- Texte visé : Projet de loi de finances pour 2026, n° 1906
- Stade de lecture : 1ère lecture (1ère assemblée saisie)
- Examiné par : Assemblée nationale (séance publique)
- Mission visée : Aide publique au développement
Sous réserve de son traitement par les services de l'Assemblée nationale et de sa recevabilité
Modifier ainsi les autorisations d'engagement et les crédits de paiement :
| (en euros) | ||
| Programmes | + | - |
| Aide économique et financière au développement | 0 | 11 600 000 |
| Renforcement des fonds propres de l'Agence française de développement | 0 | 0 |
| Solidarité à l'égard des pays en développement | 0 | 0 |
| Restitution des « biens mal acquis » | 0 | 0 |
| Fonds de solidarité pour le développement | 0 | 0 |
| TOTAUX | 0 | 11 600 000 |
| SOLDE | -11 600 000 | |
Expertise France, émanation de l’Agence Française de Développement (AFD), a pour objectif de fournir une expertise sur des missions d’ingénierie et de mise en œuvre de projets à la demande de pays partenaires.
Un rapport parlementaire souligne par ailleurs que son chiffre d’affaires de 390 millions d’euros, tout juste à l’équilibre, est en réalité très dépendant de la commande publique. C’est alors une subvention indirecte lorsqu’une partie importante de ses mandataires sont des organismes publics français ou européens.Cela s’inscrit alors dans une dérive inquiétante où les financements européens qu’elle touche doivent être complétés par le fonds de soutien de l’État français pour que ses projets mis en œuvre atteignent l’équilibre budgétaire.
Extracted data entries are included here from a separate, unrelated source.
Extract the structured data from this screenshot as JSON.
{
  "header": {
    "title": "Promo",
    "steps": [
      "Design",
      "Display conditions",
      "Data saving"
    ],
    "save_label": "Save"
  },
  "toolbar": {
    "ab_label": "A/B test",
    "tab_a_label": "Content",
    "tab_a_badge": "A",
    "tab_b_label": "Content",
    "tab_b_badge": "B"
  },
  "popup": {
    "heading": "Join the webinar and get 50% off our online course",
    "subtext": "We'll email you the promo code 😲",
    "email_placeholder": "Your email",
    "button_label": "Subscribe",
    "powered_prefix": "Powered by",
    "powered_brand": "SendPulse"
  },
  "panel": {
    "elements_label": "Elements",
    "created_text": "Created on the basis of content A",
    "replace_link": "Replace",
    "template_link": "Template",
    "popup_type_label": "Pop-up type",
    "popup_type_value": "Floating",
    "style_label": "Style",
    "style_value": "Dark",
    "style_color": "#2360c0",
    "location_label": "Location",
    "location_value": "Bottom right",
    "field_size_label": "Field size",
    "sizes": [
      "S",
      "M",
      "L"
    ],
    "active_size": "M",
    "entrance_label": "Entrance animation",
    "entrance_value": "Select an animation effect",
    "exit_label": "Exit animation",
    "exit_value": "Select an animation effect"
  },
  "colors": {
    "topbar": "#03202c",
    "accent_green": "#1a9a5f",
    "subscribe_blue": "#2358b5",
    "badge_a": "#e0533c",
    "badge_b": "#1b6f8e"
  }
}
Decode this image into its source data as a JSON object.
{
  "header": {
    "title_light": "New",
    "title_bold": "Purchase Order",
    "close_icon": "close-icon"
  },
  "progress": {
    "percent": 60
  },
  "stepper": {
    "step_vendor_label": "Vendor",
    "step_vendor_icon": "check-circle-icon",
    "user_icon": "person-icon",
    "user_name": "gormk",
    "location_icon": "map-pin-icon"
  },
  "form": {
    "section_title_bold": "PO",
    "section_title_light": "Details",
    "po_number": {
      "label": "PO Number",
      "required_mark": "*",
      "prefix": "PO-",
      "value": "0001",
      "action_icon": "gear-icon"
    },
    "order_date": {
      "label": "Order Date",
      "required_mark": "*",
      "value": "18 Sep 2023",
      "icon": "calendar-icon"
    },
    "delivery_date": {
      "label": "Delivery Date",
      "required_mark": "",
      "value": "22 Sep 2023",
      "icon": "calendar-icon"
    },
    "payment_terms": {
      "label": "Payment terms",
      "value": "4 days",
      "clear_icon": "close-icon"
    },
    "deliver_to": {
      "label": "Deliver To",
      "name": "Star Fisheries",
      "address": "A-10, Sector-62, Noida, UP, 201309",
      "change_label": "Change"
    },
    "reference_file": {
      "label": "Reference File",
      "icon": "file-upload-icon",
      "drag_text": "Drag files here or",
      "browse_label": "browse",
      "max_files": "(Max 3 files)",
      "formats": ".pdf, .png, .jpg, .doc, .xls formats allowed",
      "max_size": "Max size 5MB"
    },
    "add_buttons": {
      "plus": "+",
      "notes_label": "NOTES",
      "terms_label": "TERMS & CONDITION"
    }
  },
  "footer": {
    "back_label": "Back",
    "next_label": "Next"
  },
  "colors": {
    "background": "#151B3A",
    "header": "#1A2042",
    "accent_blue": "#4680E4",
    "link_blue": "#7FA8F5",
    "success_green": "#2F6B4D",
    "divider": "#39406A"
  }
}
En outre, Expertise France présente un doublon avec le CIVIPOL, qui est quant à lui sous tutelle du ministère de l’Intérieur et intervient sur les thématiques de sécurité. En effet, le CIVIPOL étant lui aussi un opérateur de coopération technique internationale, les deux organismes ont les mêmes objectifs, malgré la spécialisation sécuritaire du CIVIPOL.
Par ailleurs, ces deux organismes ont des compétences tellement proches qu’il a été nécessaire de mettre en place un comité technique pour éviter une concurrence dommageable dans les financements.
Au regard de ces éléments, il convient de rationaliser l'usage de l'argent public en proposant de retirer 11 600 000 euros en autorisations d’engagement (AE) et en crédits de paiement (CP) de la mission « Aide publique au développement » du programme « Aide économique et financière au développement ».